The treatment options for the deadliest form of skin cancer had remained stagnant for the past 20 years, but the recent addition of two new therapies has significantly changed the market dynamics of this therapeutic class.
According to the National Cancer Institute, each year over two million patients are diagnosed with skin cancer, which is the most common type of cancer. Of the three types of skin cancer (basel cell carcinoma, squamous cell carcinoma, and malignant melanoma), malignant melanoma is the least common but also the most deadly. About two-thirds of skin cancer deaths are among patients with malignant melanoma, and that number may only get higher as melanoma incidence rates have been increasing for at least 30 years. Since 2004, incidence rates among Caucasian patients have increased by almost three percent each year. From March 2010 to March 2012, the number of patients being treated for melanoma increased almost 52 percent (Figure 1).
Melanoma is cancer of the melanocyte cells, i.e., those that produce pigment. For early-stage melanoma, initial treatment—and sometimes the only treatment necessary—is surgery to remove the tumor. If the tumor is thick or the melanoma has metastasized, the disease is more severe and requires further treatment. Like most malignancies, the outcome of melanoma depends largely on the stage of diagnosis.
Until recently, oncologists had limited treatment options for advanced melanoma. In fact, the most commonly used therapies were over 20 years old. But in 2011, the Food and Drug Administration (FDA) approved two new therapies for metastasized melanoma. The introduction of these therapies represents more launches in this therapeutic class than have happened in the last two decades.
In March 2011, Bristol-Myers Squibb’s Yervoy (ipilimumab) was approved for the treatment of melanoma that cannot be surgically removed or has metastasized. The drug stimulates the immune system to attack melanoma cells. In August 2011, Zelboraf (vermurafenib) from Genentech/Daiichi-Sankyo was approved for treatment of metastatic melanoma with the BRAFv600E mutation.
With the addition of these new options, the selection of initial therapy in patients with advanced melanoma now requires a greater understanding of the mechanisms of their disease. As researchers gained a better understanding of the underlying biology of malignancies, it was found that BRAF (v-raf murine sarcoma viral oncogene homolog B1) was associated with various cancers, including non- Hodgkin’s lymphoma, colorectal cancer, malignant melanoma, thyroid carcinoma, non-small cCell lung carcinoma, and adenocarcinoma of the lung. In order for patients to receive Zelboraf they need a diagnostic test confirming their BRAF mutation and the use of this diagnostic test has continued to steadily increase over the past year (Figure 2). Yervoy, an immunotherapy, can be given to patients with or without the BRAF mutation.
With the recent launches of these two products, the melanoma landscape is beginning to look very different. New treatment usage is increasing as older regimen use is declining (Figure 3). Physicians have embraced the newer treatment options since their introduction. In March 2012, one year after the launch of Yervoy, metastatic melanoma patients on newer regimens outpaced those on older regimens by a ratio of four-to-one.
Addressing which therapy should be first administered is a conundrum for oncologists given each therapy’s distinct and different mechanisms of action. The speed of response needs to be considered when selecting initial therapy. The immunotherapy ipilimumab can take many weeks or months before a patient has a notable response, whereas the BRAF inhibitor Zelboraf begins working almost instantaneously. The majority of patients who receive Zelboraf, however, will require a second therapy for their metastatic melanoma.
Sequencing the newer treatments appears to be the logical approach, but not all patients are candidates for Zelboraf. Oncologists are also unsure of what treatment to give patients who lack a BRAF mutation after they have progressed on ipilimumab.

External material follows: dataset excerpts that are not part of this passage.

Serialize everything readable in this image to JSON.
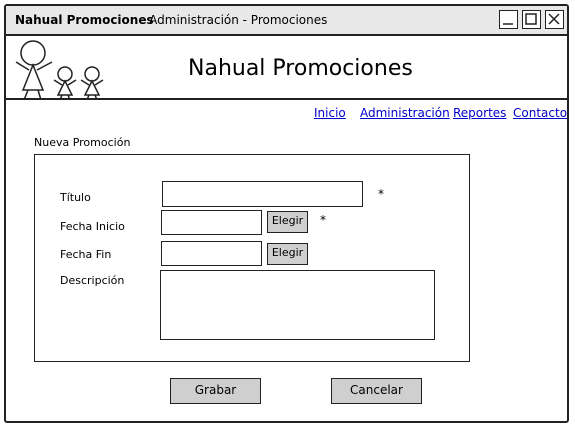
{
  "window": {
    "app_name": "Nahual Promociones",
    "subtitle": "- Administración - Promociones",
    "buttons": [
      "minimize",
      "maximize",
      "close"
    ]
  },
  "header": {
    "title": "Nahual Promociones",
    "logo_icon": "family-logo-icon"
  },
  "nav": {
    "items": [
      "Inicio",
      "Administración",
      "Reportes",
      "Contacto"
    ]
  },
  "form": {
    "section_label": "Nueva Promoción",
    "titulo_label": "Título",
    "titulo_value": "",
    "fecha_inicio_label": "Fecha Inicio",
    "fecha_inicio_value": "",
    "fecha_fin_label": "Fecha Fin",
    "fecha_fin_value": "",
    "descripcion_label": "Descripción",
    "descripcion_value": "",
    "elegir_label": "Elegir",
    "required_mark": "*",
    "save_label": "Grabar",
    "cancel_label": "Cancelar"
  }
}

To date, there are no head-to-head trials evaluating vemurafenib and ipilimumab.
Knowing who the right patient subtypes are within this segment is critical in understanding market dynamics for this therapeutic class, while how patients are selected for initial therapy has become more dependent on the patients’ underlying disease characteristics than ever before.
Since melanoma is often initially treated surgically by dermatologists and surgeons, understanding the tumor biology and the associated genetics of melanoma has become more important than ever. The basics of tumor pathology need to be addressed, including the type of melanoma, the mitotic rate (i.e., how fast tumor cells are dividing), growth phase, tumor infiltrating lymphocytes, as well as incorporating the assessment for a BRAF mutation.

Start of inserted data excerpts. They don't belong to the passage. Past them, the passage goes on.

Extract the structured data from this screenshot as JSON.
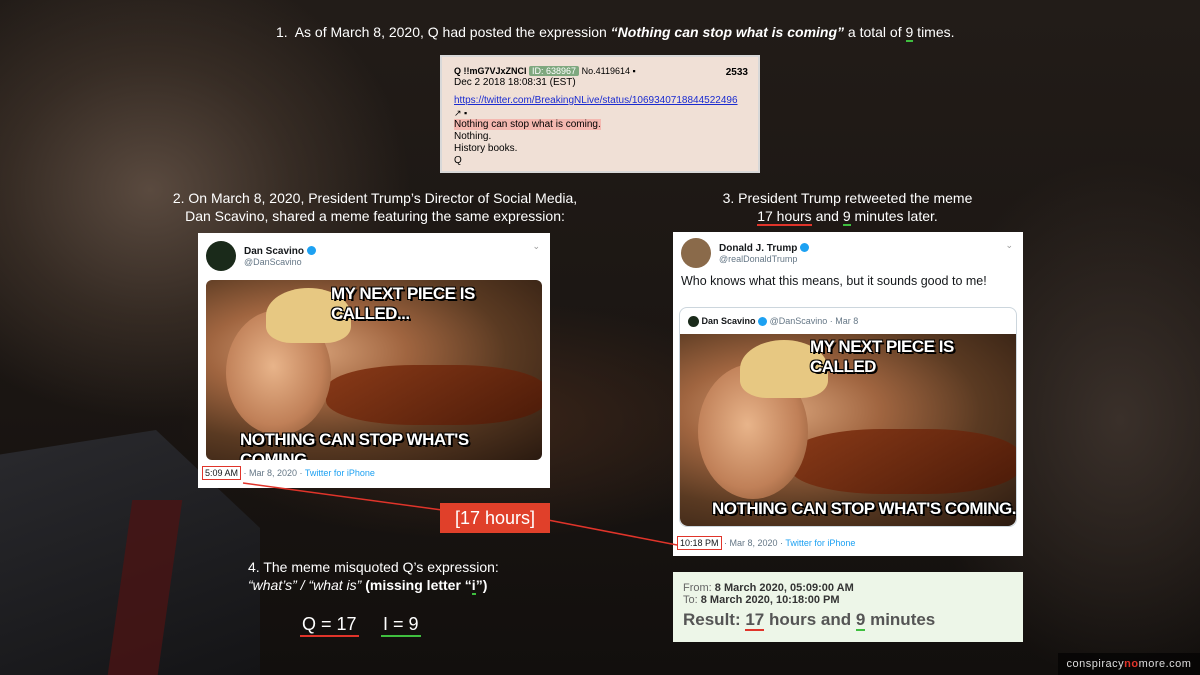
{
  "caption1": {
    "number": "1.",
    "pre": "As of March 8, 2020, Q had posted the expression ",
    "quote": "“Nothing can stop what is coming”",
    "mid": " a total of ",
    "count": "9",
    "post": " times."
  },
  "qpost": {
    "header_name": "Q !!mG7VJxZNCI",
    "id_badge": "ID: 638967",
    "no": "No.4119614",
    "post_number": "2533",
    "date": "Dec 2 2018 18:08:31 (EST)",
    "link": "https://twitter.com/BreakingNLive/status/1069340718844522496",
    "line1": "Nothing can stop what is coming.",
    "line2": "Nothing.",
    "line3": "History books.",
    "line4": "Q"
  },
  "caption2": {
    "line1": "2. On March 8, 2020, President Trump’s Director of Social Media,",
    "line2": "Dan Scavino, shared a meme featuring the same expression:"
  },
  "caption3": {
    "line1": "3. President Trump retweeted the meme",
    "hours": "17 hours",
    "and": " and ",
    "minutes": "9",
    "rest": " minutes later."
  },
  "tweet_scavino": {
    "name": "Dan Scavino",
    "handle": "@DanScavino",
    "meme_top": "MY NEXT PIECE IS CALLED...",
    "meme_bottom": "NOTHING CAN STOP WHAT'S COMING.",
    "time": "5:09 AM",
    "date": " · Mar 8, 2020 · ",
    "source": "Twitter for iPhone"
  },
  "tweet_trump": {
    "name": "Donald J. Trump",
    "handle": "@realDonaldTrump",
    "text": "Who knows what this means, but it sounds good to me!",
    "quoted_name": "Dan Scavino",
    "quoted_handle": "@DanScavino · Mar 8",
    "meme_top": "MY NEXT PIECE IS CALLED",
    "meme_bottom": "NOTHING CAN STOP WHAT'S COMING.",
    "time": "10:18 PM",
    "date": " · Mar 8, 2020 · ",
    "source": "Twitter for iPhone"
  },
  "hours_label": "[17 hours]",
  "caption4": {
    "line1": "4. The meme misquoted Q’s expression:",
    "italic": "“what’s” / “what is”",
    "bold_pre": " (missing letter “",
    "letter": "i",
    "bold_post": "”)"
  },
  "equations": {
    "q": "Q = 17",
    "i": "I = 9"
  },
  "result": {
    "from_label": "From: ",
    "from_value": "8 March 2020, 05:09:00 AM",
    "to_label": "To: ",
    "to_value": "8 March 2020, 10:18:00 PM",
    "result_label": "Result: ",
    "hours": "17",
    "mid": " hours and ",
    "minutes": "9",
    "end": " minutes"
  },
  "watermark": {
    "pre": "conspiracy",
    "mid": "no",
    "post": "more.com"
  },
  "colors": {
    "red": "#e0342a",
    "green": "#3fbf3f",
    "accent_box": "#e0402a"
  }
}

Understanding the interplay between the dermatologists who diagnose and the oncologists who treat patients with melanoma is critical. Brand teams need to be aware of which specialties are managing these patients and at what point specific local and targeted therapies are clinically appropriate for use.

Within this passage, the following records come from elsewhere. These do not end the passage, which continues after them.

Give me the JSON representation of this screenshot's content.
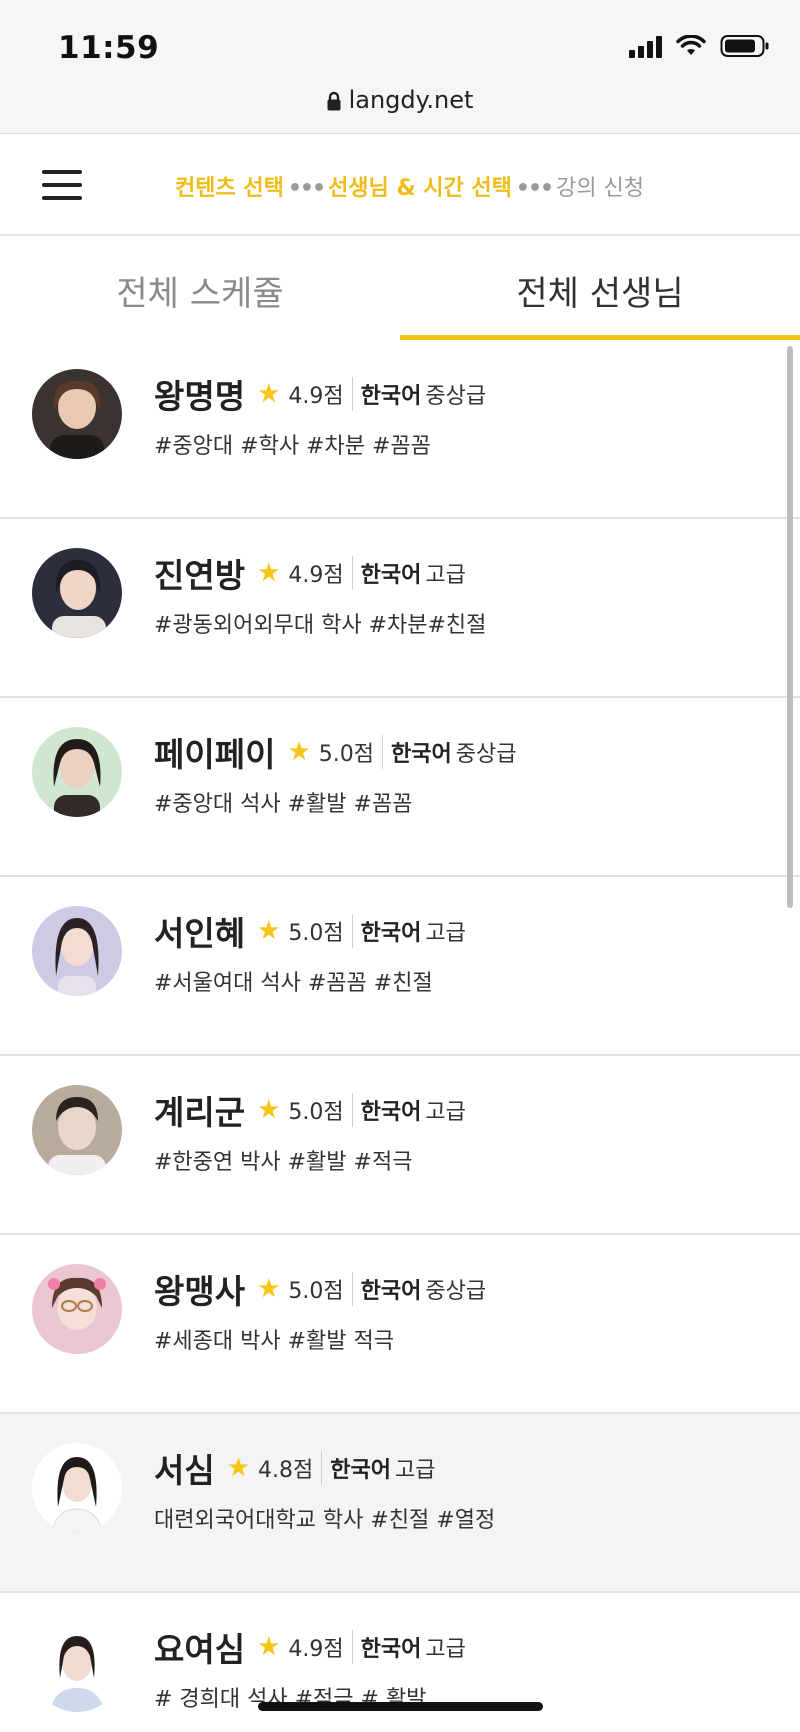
{
  "status_bar": {
    "time": "11:59"
  },
  "browser": {
    "url": "langdy.net"
  },
  "steps": {
    "step1": "컨텐츠 선택",
    "step2": "선생님 & 시간 선택",
    "step3": "강의 신청",
    "separator": "•••"
  },
  "tabs": [
    {
      "label": "전체 스케쥴"
    },
    {
      "label": "전체 선생님"
    }
  ],
  "colors": {
    "accent": "#f0c419",
    "star": "#f5c518",
    "row_highlight": "#f4f4f4"
  },
  "teachers": [
    {
      "name": "왕명명",
      "rating": "4.9점",
      "language": "한국어",
      "level": "중상급",
      "tags": "#중앙대 #학사 #차분 #꼼꼼",
      "avatar": "avatar-photo"
    },
    {
      "name": "진연방",
      "rating": "4.9점",
      "language": "한국어",
      "level": "고급",
      "tags": "#광동외어외무대 학사 #차분#친절",
      "avatar": "avatar-photo"
    },
    {
      "name": "페이페이",
      "rating": "5.0점",
      "language": "한국어",
      "level": "중상급",
      "tags": "#중앙대 석사 #활발 #꼼꼼",
      "avatar": "avatar-photo"
    },
    {
      "name": "서인혜",
      "rating": "5.0점",
      "language": "한국어",
      "level": "고급",
      "tags": "#서울여대 석사 #꼼꼼 #친절",
      "avatar": "avatar-photo"
    },
    {
      "name": "계리군",
      "rating": "5.0점",
      "language": "한국어",
      "level": "고급",
      "tags": "#한중연 박사 #활발 #적극",
      "avatar": "avatar-photo"
    },
    {
      "name": "왕맹사",
      "rating": "5.0점",
      "language": "한국어",
      "level": "중상급",
      "tags": "#세종대 박사 #활발 적극",
      "avatar": "avatar-photo"
    },
    {
      "name": "서심",
      "rating": "4.8점",
      "language": "한국어",
      "level": "고급",
      "tags": "대련외국어대학교 학사 #친절 #열정",
      "avatar": "avatar-photo"
    },
    {
      "name": "요여심",
      "rating": "4.9점",
      "language": "한국어",
      "level": "고급",
      "tags": "# 경희대 석사 #적극 # 활발",
      "avatar": "avatar-photo"
    }
  ]
}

These new melanoma treatments have significantly changed the market dynamics, including increased therapy options, the need for specialized testing, and more positive patient outcomes. The pipeline for melanoma therapies is robust and includes melanoma vaccines, next-generation BRAF inhibitors, MEK inhibitors and future immunotherapies. With these new developments being evaluated in in the near future.